Until the 1980s, the most popular English translation of the prayer book used in OU synagogues had been Ha-Siddur Ha-Shalem edited by Philip Birnbaum. In recent years, the most popular translated siddurim have been the Rabbinical Council of America edition of the Artscroll siddur and the Koren Siddur. Similarly, the most common Hebrew-English Chumash used had been the Pentateuch and Haftarahs, edited by Rabbi Joseph H. Hertz; in recent years this has been supplanted by The Chumash: The Stone Edition, also known as the Artscroll Chumash.

=== Yachad ===
Yachad: The National Jewish Council for Disabilities is a global organization dedicated to addressing the needs of Jews with disabilities and ensuring their inclusion in every aspect of Jewish life. The inclusive design aims to ensure that persons with diverse abilities have their rightful place within the Jewish community while it helps to educate and advocate in the Jewish world for greater understanding, acceptance, outreach, and a positive attitude toward disabled persons.

== Controversy ==
=== Baruch Lanner abuse scandal ===
The OU has been accused of ignoring multiple reports of child abuse when appointing Rabbi Baruch Lanner as Director of Regions of its National Conference of Synagogue Youth movement. Lanner was ultimately convicted of multiple counts of sexual abuse and imprisoned. In response to the scandal, the OU implemented several new initiatives to better protect children under their care.

===Shechita supervision ===
In 2005, an undercover video purportedly showed cruel treatment of animals in an OU-certified slaughterhouse. The story was featured many times in national newspapers and Jewish media.

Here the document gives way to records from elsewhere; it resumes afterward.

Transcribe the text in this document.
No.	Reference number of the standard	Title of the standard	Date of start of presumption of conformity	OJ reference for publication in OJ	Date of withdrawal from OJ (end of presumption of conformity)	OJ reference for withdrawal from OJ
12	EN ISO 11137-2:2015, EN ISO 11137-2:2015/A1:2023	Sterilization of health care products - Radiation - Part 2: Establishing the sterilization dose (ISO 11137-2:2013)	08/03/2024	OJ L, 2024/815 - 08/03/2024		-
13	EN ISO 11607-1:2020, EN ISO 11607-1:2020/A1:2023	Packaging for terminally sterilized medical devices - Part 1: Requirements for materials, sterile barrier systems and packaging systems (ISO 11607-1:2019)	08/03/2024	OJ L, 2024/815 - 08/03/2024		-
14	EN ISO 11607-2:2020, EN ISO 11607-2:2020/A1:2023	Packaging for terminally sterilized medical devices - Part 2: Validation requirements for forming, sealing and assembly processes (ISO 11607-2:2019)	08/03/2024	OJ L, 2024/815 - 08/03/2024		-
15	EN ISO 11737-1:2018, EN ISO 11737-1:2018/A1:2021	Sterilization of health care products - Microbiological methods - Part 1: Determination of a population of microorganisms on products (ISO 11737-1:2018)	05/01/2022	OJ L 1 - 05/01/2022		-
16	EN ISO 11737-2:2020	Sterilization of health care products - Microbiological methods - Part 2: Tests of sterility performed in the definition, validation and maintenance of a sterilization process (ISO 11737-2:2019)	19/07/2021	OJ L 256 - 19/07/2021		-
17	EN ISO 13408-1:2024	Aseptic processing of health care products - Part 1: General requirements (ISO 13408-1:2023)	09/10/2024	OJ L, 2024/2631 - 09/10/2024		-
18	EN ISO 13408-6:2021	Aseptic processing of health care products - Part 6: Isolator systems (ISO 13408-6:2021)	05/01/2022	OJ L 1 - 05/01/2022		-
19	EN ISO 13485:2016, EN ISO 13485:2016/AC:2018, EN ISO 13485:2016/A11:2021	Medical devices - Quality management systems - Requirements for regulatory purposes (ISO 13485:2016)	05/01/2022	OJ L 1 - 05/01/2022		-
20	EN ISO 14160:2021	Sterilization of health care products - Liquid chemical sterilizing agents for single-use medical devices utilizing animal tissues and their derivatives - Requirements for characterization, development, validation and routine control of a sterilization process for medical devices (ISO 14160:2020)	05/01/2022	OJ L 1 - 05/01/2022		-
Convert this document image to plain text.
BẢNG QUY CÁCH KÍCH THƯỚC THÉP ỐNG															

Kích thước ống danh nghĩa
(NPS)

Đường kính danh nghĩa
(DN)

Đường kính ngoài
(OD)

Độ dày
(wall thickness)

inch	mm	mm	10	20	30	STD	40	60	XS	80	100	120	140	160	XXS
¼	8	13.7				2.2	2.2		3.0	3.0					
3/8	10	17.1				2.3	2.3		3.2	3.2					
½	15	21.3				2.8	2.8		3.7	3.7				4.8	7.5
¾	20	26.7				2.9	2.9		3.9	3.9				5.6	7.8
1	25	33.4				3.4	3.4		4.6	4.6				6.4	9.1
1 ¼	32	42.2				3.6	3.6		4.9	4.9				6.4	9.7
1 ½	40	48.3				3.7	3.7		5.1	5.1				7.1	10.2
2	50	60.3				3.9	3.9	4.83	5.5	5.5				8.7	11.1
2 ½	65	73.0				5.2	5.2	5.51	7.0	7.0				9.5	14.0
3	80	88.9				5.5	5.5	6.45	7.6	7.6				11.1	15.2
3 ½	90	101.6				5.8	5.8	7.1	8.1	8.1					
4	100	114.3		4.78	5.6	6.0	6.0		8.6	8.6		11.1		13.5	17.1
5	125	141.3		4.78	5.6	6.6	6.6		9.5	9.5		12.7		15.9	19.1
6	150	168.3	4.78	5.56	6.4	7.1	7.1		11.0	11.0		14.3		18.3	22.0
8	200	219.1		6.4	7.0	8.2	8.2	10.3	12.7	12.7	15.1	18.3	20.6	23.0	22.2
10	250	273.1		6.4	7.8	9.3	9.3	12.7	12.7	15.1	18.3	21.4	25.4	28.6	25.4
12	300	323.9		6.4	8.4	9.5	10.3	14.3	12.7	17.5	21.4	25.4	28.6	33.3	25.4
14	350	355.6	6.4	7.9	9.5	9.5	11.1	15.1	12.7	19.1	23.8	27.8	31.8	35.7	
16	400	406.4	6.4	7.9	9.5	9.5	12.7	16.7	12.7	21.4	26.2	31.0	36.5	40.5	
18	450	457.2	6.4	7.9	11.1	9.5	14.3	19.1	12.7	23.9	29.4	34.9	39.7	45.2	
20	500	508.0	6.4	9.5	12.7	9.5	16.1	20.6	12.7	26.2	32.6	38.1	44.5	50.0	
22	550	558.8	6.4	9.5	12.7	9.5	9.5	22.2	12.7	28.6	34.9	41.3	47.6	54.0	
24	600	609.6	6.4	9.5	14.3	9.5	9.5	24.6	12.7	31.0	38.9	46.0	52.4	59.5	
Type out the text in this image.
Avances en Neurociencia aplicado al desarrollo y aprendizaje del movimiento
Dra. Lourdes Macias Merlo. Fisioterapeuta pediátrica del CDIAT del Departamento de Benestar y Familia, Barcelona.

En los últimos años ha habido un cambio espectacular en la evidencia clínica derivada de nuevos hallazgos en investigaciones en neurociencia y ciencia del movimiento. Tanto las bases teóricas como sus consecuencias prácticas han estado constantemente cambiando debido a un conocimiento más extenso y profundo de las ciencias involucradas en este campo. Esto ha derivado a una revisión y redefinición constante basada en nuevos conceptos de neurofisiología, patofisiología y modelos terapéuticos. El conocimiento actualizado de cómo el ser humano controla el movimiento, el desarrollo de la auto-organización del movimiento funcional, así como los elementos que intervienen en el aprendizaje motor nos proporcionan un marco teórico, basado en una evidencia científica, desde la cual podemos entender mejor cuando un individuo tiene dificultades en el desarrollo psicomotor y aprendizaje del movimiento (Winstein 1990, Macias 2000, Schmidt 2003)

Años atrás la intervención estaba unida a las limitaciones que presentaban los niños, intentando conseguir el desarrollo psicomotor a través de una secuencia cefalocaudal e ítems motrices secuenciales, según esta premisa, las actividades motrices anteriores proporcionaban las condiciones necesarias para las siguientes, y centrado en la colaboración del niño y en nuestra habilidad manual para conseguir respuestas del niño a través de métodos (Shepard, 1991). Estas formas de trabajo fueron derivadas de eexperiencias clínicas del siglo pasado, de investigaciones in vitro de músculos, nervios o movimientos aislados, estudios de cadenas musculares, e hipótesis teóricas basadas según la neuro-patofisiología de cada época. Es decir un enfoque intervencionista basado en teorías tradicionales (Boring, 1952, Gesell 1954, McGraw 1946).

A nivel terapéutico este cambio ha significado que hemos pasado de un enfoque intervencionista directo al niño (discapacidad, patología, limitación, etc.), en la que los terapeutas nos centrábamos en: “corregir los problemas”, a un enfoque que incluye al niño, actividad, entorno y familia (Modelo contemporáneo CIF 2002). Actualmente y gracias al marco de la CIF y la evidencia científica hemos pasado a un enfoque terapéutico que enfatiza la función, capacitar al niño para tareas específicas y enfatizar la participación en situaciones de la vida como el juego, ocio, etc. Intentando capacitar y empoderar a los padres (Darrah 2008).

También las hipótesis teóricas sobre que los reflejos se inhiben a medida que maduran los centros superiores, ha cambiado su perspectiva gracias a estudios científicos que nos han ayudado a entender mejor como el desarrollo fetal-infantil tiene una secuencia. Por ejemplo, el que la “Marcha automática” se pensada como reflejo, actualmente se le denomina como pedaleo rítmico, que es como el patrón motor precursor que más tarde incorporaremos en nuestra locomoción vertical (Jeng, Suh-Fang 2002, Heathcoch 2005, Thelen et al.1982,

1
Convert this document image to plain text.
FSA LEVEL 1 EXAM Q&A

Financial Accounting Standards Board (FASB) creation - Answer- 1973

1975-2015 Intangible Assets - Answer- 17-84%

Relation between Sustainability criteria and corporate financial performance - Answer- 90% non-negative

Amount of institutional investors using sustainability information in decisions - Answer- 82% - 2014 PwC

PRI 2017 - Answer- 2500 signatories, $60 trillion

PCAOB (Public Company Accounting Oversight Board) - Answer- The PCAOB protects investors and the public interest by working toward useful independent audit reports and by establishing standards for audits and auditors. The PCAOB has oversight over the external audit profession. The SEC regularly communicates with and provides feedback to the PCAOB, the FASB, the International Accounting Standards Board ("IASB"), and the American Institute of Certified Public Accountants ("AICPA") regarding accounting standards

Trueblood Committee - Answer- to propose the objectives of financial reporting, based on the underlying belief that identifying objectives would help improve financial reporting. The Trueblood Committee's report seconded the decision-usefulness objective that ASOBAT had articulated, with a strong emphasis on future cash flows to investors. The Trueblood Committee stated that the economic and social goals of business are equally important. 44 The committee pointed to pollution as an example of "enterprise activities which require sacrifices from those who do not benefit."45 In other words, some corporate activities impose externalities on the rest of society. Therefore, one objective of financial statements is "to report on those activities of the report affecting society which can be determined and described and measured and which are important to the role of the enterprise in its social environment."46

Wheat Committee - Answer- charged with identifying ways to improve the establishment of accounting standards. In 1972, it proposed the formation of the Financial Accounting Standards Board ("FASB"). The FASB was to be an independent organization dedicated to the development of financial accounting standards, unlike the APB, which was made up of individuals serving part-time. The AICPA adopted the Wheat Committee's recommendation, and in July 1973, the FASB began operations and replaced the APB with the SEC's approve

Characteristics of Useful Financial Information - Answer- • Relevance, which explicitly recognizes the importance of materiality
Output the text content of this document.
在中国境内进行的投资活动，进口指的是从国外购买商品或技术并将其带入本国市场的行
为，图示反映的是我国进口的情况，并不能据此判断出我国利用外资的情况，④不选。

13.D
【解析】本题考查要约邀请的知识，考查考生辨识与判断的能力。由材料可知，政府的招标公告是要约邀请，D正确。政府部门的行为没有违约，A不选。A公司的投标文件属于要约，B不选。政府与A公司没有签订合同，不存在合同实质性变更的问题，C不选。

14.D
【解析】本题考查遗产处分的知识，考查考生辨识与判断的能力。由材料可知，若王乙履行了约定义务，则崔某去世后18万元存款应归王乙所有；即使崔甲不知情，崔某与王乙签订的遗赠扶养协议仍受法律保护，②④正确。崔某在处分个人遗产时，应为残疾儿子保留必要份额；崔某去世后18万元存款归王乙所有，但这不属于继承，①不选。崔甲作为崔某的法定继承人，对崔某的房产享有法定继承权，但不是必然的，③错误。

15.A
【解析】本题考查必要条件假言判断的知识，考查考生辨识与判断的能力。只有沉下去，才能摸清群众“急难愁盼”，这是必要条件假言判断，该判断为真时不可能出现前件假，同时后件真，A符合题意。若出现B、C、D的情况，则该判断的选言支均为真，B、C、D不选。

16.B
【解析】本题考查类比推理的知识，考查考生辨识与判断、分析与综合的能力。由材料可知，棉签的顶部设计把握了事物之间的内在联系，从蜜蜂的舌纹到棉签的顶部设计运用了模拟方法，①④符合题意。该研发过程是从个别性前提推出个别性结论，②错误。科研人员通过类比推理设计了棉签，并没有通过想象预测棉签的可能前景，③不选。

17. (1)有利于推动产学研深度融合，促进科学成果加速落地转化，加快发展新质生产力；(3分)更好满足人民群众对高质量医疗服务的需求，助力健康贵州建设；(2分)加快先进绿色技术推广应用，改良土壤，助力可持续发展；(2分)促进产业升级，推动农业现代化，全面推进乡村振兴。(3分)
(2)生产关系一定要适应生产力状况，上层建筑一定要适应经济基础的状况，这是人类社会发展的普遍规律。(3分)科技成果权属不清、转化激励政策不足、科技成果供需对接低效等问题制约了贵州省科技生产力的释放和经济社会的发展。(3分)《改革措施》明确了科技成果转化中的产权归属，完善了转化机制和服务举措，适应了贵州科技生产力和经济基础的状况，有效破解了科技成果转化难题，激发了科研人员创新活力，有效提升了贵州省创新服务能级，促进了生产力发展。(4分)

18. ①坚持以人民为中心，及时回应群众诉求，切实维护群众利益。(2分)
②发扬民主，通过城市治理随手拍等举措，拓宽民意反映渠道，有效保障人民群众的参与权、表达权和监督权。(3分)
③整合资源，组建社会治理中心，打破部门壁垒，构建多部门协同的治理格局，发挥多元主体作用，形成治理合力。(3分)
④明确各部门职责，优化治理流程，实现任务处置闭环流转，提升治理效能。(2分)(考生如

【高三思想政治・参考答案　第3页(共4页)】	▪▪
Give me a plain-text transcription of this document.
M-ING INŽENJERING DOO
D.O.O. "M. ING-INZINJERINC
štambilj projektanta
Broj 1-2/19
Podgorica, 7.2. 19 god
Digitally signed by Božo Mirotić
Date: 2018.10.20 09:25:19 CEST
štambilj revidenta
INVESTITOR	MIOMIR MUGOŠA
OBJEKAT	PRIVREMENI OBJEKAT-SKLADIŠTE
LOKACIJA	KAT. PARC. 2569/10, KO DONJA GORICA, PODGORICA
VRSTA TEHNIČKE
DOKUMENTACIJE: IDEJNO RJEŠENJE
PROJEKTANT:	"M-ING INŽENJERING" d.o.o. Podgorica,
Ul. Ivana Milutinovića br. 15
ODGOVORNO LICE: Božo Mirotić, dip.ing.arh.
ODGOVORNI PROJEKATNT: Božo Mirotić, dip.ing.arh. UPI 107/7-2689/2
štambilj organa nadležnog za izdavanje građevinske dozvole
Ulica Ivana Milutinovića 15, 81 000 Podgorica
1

The OU defended its limited supervision scope while studying changes to its policy. In 2006, the OU's response was the subject of a video narrated by Jonathan Safran Foer, Irving Greenberg, and David Wolpe.

=== Agriprocessor, Inc. ===

In May 2008, the U.S. Immigration and Customs Enforcement, together with other Federal agencies, raided a kosher slaughterhouse and meat packing plant in Postville, Iowa, owned by Agriprocessors, Inc. At the time, the OU provided kosher certification services to the plant. The raid was the largest single raid of a workplace in U.S. history. It resulted in nearly 400 arrests of immigrant workers with false identity papers, many of whom were charged with identity theft, document fraud, use of stolen social security numbers, and related offenses. Some 300 workers were convicted on document fraud charges within four days. The majority served a five-month prison sentence before being deported. The OU had numerous rabbis working on-premises, yet none reported child workers working illegally at the plant or the abusive conditions workers faced on-site.